Now 18, Mu is in her first year at Texas A&M, and she has already made an impact in her first few races. In five races (two individual, three relays), she is undefeated, and she has already posted a pair of historic results. Her first race was an 800m in mid-January, which she won in 2:01.07. This not only blew away the rest of the field that day (second place went to one of Mu’s Texas A&M teammates, who posted a time of 2:09.65), but it was also an American U20 indoor record and the second-fastest time in NCAA history.
Mu beat the previous American U20 record of 2:01.78 quite handily, and she did so with no competitors anywhere near her. Had someone been close, she might have been able to kick into a faster gear. The NCAA indoor 800m record belongs to Jazmine Fray, a former Texas A&M runner who ran 2:00.69 in 2017.
The following week, this time racing a 600m, Mu took another win, crushing her competition once more. She won in an NCAA record of 1:25.80 to beat the next closest runner by two and a half seconds. The most impressive part of all this is the fact that Mu’s new NCAA record isn’t even her PB, as she owns the earlier mentioned 1:23.57 American record (which is also the second-fastest indoor 600m of all time).
Athing Mu just split 50.03….50.03!!!pic.twitter.com/OGYi4VQbvg
— Travis Miller (@TravisMillerFlo) January 30, 2021
Finally, to close out the month, Mu delivered yet another dominant performance on January 30, this time in a 4 x 400m relay.
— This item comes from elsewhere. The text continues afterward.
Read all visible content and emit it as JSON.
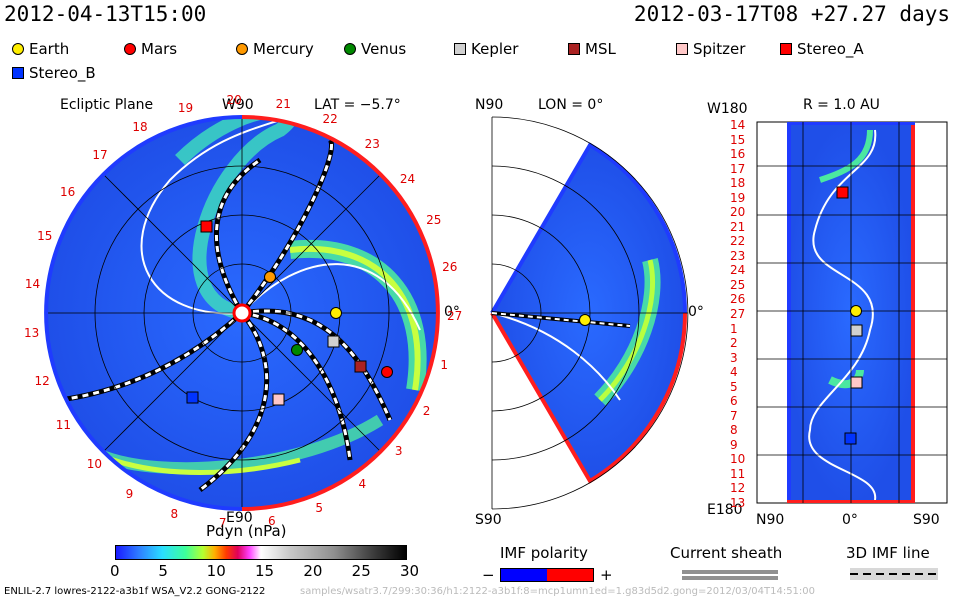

Going into the final leg, Texas A&M trailed the Baylor women by about half a second, but then Mu got the baton and took over. Only 100m later, she had caught and passed the Baylor runner, and she continued to power forward as if she had another competitor she needed to catch.
Mu ended up running a 50.03 split for 400m and leading her team to the win in 3:31.09. Baylor, the team that had a half-second advantage heading into the final leg, came in second place, finishing more than four seconds back. It’s safe to say that Mu is the real deal, and she’s only getting started.